I'm dying to finish my first attempt at one of the techniques for stencil-use presented at Cindy Powell's blog --

http://cynthiapowell.blogspot.com/

-- but while my bottom coat of paint dries, I'll post two techniques for using Kaleid, the latest of my stencil designs (listed under "New Stencils") posted at www.StencilGirlProducts.com --

Below is a "ghost print" (the second print) I created using Kaleid and a Gelli Printing Plate.
There is a lot of online instruction on this type of monoprinting...

Using stencils is one way in which to use a Gelli Printing Plate or a homemade gelatin printing plate.   

Videos and other tutorial information can be found at these web addresses: 

Homemade Gelatin Printing Plates: 

http://printmakingwithoutapress.blogspot.com/2012/07/new-gelatin-printing-video-by-linda.html  (Note:  This video uses a variation of the technique I use.  The video mistakenly uses the word "stencil" -- and means to use the word "mask."   However, this technique-variation is worth a try -- using an actual stencil.) 

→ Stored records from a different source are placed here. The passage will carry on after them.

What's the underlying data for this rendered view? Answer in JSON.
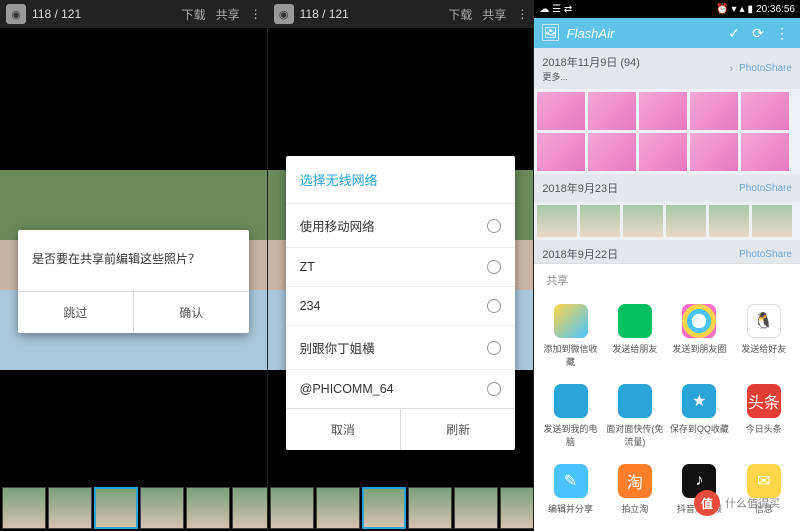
{
  "pane1": {
    "counter": "118 / 121",
    "download": "下载",
    "share": "共享",
    "dialog": {
      "message": "是否要在共享前编辑这些照片？",
      "skip": "跳过",
      "confirm": "确认"
    }
  },
  "pane2": {
    "counter": "118 / 121",
    "download": "下载",
    "share": "共享",
    "dialog": {
      "title": "选择无线网络",
      "options": [
        "使用移动网络",
        "ZT",
        "234",
        "别跟你丁姐横",
        "@PHICOMM_64"
      ],
      "cancel": "取消",
      "refresh": "刷新"
    }
  },
  "pane3": {
    "status_time": "20:36:56",
    "app_title": "FlashAir",
    "sections": [
      {
        "date": "2018年11月9日 (94)",
        "more": "更多...",
        "ps": "PhotoShare"
      },
      {
        "date": "2018年9月23日",
        "ps": "PhotoShare"
      },
      {
        "date": "2018年9月22日",
        "ps": "PhotoShare"
      }
    ],
    "share_title": "共享",
    "apps": [
      {
        "label": "添加到微信收藏",
        "cls": "c-box"
      },
      {
        "label": "发送给朋友",
        "cls": "c-wechat"
      },
      {
        "label": "发送到朋友圈",
        "cls": "c-fcircle"
      },
      {
        "label": "发送给好友",
        "cls": "c-qq",
        "glyph": "🐧"
      },
      {
        "label": "发送到我的电脑",
        "cls": "c-pc"
      },
      {
        "label": "面对面快传(免流量)",
        "cls": "c-face"
      },
      {
        "label": "保存到QQ收藏",
        "cls": "c-qqfav",
        "glyph": "★"
      },
      {
        "label": "今日头条",
        "cls": "c-toutiao",
        "glyph": "头条"
      },
      {
        "label": "编辑并分享",
        "cls": "c-edit",
        "glyph": "✎"
      },
      {
        "label": "拍立淘",
        "cls": "c-pltao",
        "glyph": "淘"
      },
      {
        "label": "抖音短视频",
        "cls": "c-douyin",
        "glyph": "♪"
      },
      {
        "label": "信息",
        "cls": "c-wb",
        "glyph": "✉"
      }
    ]
  },
  "watermark": {
    "brand": "值",
    "text": "什么值得买"
  }
}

http://printmakingwithoutapress.blogspot.com/p/gelatin-printing-tips.html

(Note:  Lots of helpful info is on the above web page, if you are using a homemade gelatin printing plate.) 


http://cedarcanyontextiles.com/gelatin-printing-with-stencils-lesson-7/

(Note:  The above web address explains using stencils and gelatin printing plates with fabric.) 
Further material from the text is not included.